Taken From Vol. II. of the Life of John Mitchel by William Dillon, published 1888. The short preface in italics is Dillon’s.

At Tipperary (on 16th February 1875), John Mitchel made what may fairly be called his last public speech. Some hours later he spoke a few words to the people at Clonmel; and some ten days later he again spoke a few words at Cork to the audience who had come to hear him lecture. But, practically speaking, it was at Tipperary that he made his last public speech. He was extremely weak – hardly able to stand up while he spoke. But the spirit within was still unconquered. I give the speech – interruptions and all – as I find it in the newspapers of the day: –

Men of Tipperary, it is true that I have come over more than three thousand miles of this globe’s surface to the people of Tipperary to get returned by them to Parliament (loud cheers). It was nothing to come three thousand miles to receive such an honour as I have received this day, and especially such a distinguished honour as I received yesterday (cheers). I would have come from the North Pole for it (cheers and laughter). It makes it the more impressive upon me that I have not even the honour to be a Tipperary man. I have the honour to belong to Down, but I suppose Down is as Irish as Tipperary (cheers). At any rate I am an Irishman (loud cheering).

A voice. – The first Irishman living.

Mr. Mitchel. – I am an Irishman, and I think you all seem to acknowledge that (cheers and laughter). My friend, Mr. Doran, has alluded to some steps he thinks the Government are about to take – that is, the British Government over in London (laughter). There is a man over there in London who writes novels (laughter), and he is of opinion that he knows better who Tipperary should elect than you do – that is his opinion (great laughter).

A voice. – He lies.

Mr Mitchel. – Now, if Tipperary is to submit to the dictation of the novel writer, why, the next thing will be Cork, and then he will go to Limerick, and will make them all select for their representatives such men as he shall approve of.

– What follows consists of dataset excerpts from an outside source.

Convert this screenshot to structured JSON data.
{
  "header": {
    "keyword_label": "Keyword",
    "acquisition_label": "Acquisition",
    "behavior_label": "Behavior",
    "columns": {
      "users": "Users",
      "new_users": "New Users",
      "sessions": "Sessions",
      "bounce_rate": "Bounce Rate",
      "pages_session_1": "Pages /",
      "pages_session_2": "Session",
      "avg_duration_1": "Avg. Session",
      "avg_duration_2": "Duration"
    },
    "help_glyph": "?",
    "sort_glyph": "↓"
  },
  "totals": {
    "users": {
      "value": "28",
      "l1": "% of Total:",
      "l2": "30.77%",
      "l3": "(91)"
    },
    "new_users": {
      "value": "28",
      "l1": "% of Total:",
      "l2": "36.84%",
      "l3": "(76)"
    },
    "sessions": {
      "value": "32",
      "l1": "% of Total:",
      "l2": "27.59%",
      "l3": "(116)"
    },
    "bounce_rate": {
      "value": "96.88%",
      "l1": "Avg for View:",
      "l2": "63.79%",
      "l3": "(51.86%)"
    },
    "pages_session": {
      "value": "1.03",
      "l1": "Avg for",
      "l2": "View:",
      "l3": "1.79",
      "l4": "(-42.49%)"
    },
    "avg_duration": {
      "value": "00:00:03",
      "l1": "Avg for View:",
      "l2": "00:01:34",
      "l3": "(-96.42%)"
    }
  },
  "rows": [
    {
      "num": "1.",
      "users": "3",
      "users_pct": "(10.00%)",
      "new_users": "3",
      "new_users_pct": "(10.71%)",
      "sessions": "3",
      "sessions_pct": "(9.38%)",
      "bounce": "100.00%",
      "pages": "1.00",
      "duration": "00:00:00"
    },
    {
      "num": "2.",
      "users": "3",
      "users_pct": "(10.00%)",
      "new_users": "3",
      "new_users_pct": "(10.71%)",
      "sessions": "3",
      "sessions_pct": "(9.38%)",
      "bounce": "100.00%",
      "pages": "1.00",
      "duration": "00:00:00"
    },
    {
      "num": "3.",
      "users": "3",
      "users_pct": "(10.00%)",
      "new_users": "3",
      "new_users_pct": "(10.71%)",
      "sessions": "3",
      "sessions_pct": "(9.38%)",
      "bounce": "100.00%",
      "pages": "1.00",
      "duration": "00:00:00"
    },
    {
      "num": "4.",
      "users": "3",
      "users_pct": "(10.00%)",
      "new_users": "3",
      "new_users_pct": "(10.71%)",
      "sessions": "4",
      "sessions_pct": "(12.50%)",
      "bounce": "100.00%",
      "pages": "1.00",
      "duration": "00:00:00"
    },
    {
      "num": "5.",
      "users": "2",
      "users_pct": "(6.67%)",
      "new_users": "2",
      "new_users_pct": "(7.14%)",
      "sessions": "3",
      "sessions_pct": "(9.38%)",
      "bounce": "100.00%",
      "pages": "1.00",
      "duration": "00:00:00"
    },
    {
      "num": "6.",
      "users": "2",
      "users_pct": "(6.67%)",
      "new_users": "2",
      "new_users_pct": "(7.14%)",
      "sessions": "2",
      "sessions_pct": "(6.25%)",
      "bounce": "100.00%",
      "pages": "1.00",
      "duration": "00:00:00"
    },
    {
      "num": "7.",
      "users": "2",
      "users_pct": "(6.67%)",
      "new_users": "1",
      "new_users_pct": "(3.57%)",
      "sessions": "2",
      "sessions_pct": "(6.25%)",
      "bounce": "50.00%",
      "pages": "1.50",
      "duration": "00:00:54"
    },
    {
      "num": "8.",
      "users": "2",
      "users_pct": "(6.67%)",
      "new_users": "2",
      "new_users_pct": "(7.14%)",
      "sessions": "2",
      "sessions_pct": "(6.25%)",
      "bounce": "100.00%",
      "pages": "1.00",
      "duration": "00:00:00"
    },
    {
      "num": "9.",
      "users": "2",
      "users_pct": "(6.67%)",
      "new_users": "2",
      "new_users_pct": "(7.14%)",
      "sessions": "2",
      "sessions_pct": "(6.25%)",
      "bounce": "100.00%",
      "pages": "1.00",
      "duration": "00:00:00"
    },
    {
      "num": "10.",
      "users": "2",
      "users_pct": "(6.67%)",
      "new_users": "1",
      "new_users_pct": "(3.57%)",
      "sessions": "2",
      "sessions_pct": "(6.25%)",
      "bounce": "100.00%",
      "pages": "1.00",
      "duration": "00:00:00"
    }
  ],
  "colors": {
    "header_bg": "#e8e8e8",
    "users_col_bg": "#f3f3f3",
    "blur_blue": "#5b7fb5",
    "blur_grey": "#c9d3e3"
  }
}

A voice. – Limerick is not rotten, sir.

Mr Mitchel. – No, I think not. Men of Tipperary, some years ago the British Government selected me as a fit subject to carry a felon’s chain, and to bear the penalties of felony at the antipodes. And now, when I have returned here, you, the people of Tipperary, have thought me the very person worthy of being your representative at her Majesty’s counsels, to offer her Majesty’s ministers and advisers the best and all my information and talents to help them to govern a free country (laughter). I am now going to help the English, the Scotch, and the Welsh to govern their own countries as well as to govern this country. It seems they cannot do it without us (laughter); and I have only this much further to say to you – you have had little experience of me yet. You have only heard or read of me. Well, there is one thing I wish to state to you, and it is – that as long as I have the honour of representing you I will not sell you (cheers). I will not trade upon you in any shape or form. The efforts and sacrifices the people of Tipperary have made in putting me in the very proud position I hold to-day – these efforts and sacrifices I will not trade or traffic upon (loud cheers). I will not be found haunting the doors of ministers, pressing them to give little offices and places to by constituents, or the relations of my constituents (cheers). I am not going to say to his lordship, the Premier, or the Secretary of State, “Now, in my district of so-and-so there is a very eminent and influential constituent; he has a little estate, and it will gratify him to be made a J.P; or he has a cousin or brother-in-law who would like a good office – inspector of police, say” (laughter). “Now,” I should continue, “you will gratify me and maintain me in my county, barony, or parish, and we will maintain you and your administration” (cheers). That is a fair bargain. Now, I suppose a great many of you know that is the sort of bargain and traffic made every day in London (hisses). I hope the days of that base trade are nearly at an end. I think there is a better class of representatives now going over to London than we used to have (cheers). I did not say, recollect, that I am ever going to London at all. I didn’t promise to go to London. I have not pledged myself to that effect; but whether I go to London or stop here at home, I think Tipperary may be very sure I will never bring disgrace upon her (enthusiastic cheering).